Due to the proximity of the two airports, the railway journey time would only take around twenty or so minutes and shorten the minimum connection time (MCT) between the flights. The target is to make the MCT comparable with those between international and domestic flights at other major airports on the Mainland. As the HKIA has certain competitive advantages in terms of the number of international destinations and flight frequencies, second-tier and third-tier mainland cities lacking in direct international air services would find the air-transit service at the HKIA and SZIA more convenient than that of other mainland airports, making the airports of Hong Kong and Shenzhen more competitive.

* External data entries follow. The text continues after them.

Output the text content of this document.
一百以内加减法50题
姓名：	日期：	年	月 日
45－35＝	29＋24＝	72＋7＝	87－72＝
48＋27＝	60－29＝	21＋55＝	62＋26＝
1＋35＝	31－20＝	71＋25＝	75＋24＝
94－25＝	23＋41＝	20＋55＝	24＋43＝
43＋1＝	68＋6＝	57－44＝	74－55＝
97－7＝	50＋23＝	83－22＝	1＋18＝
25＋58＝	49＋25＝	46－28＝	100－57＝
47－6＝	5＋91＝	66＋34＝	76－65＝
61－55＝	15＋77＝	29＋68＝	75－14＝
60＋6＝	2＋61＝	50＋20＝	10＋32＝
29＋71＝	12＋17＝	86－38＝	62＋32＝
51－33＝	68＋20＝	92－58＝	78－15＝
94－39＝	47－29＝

In addition, the provision of cross-boundary land-to-air services (i.e. travelling from the urban area of Shenzhen to the HKIA, or from the urban area of Hong Kong to the SZIA) can facilitate Hong Kong passengers to reach second-tier and third-tier mainland cities through the SZIA, and attract residents in Shenzhen and the eastern coast of the Pearl River Delta to travel to overseas destinations through the HKIA, thereby expanding the market catchment of the two airports.

Cross-boundary spur line service
Since its commissioning in 2007, the Hong Kong-Shenzhen Western Corridor has been the only cross-boundary land route connecting to western Shenzhen. Its patronage has increased on average by 26% per annum from 2008 to 2011, and is much higher than the 6% average annual growth for the overall land-based cross-boundary trips in the 2000s. This reflects a strong public demand for cross-boundary transport services to the western Shenzhen.

Meanwhile, Qianhai is the key development area in the western Shenzhen and has been targeted to develop as a production service centre and a Hong Kong-Shenzhen modern service industries co-operation exemplary zone. It is expected to stimulate extensive economic activities and generate new cross-boundary transport demand. Furthermore, Qianhai will become a transport hub of the Shenzhen metro-lines (including the Shenzhen Metro No. 1, 5 and 11 Lines), and the future extension of the Guangzhou-Dongguan-Shenzhen Intercity Railway to this area, allowing passengers to travel conveniently to and from ten or so major towns on the eastern coast of the PRD.

By comparison, there are over 100 existing operators at present providing cross-boundary coach services via the Shenzhen Bay Port. There are also franchised buses and minibuses running from Tuen Mun, Tin Shui Wai and Yuen Long to the Shenzhen Bay Port, largely performing the same function of the proposed Cross-boundary Spur Line. Therefore, the implementation programme for the Cross-boundary Spur Line Service will depend on the growth of the cross-boundary movements, planning parameters and actual implementation progress of the Hung Shui Kiu and Qianhai developments.

Domestic spur line service
The idea of the Domestic Spur Line Service is to conveniently serve the daily transport demand of the residents in Tuen Mun and Yuen Long travelling to the HKIA and northern Lantau, or interchanging with the Tung Chung line to travel to and from Kowloon and Hong Kong Island. Subject to the planning conditions, the Domestic Spur Line can also serve Siu Ho Wan if development takes place in that region. Furthermore, the Domestic Spur Line Service could connect the Hong Kong Border Crossing Facility(HKBCF) to the local railway network, allowing cross-boundary passengers to travel to the North West New Territories (NWNT) via the West Rail line or urban area via the Tung Chung line to connect with the Hong Kong–Zhuai–Macau Bridge.

On the other hand, the proposed Tuen Mun–Chek Lap Kok Link (TMCLKL) will connect the NWNT, HKBCF and northern Lantau and become an alternative land route to the northern Lantau and HKIA. This road link will support both passenger and cargo transportation services, and reduce the risk of completely relying on the Lantau Link as the sole corridor to the HKIA; however, the proposed TMCLKL would partly overlap with the route of the Domestic Spur Line.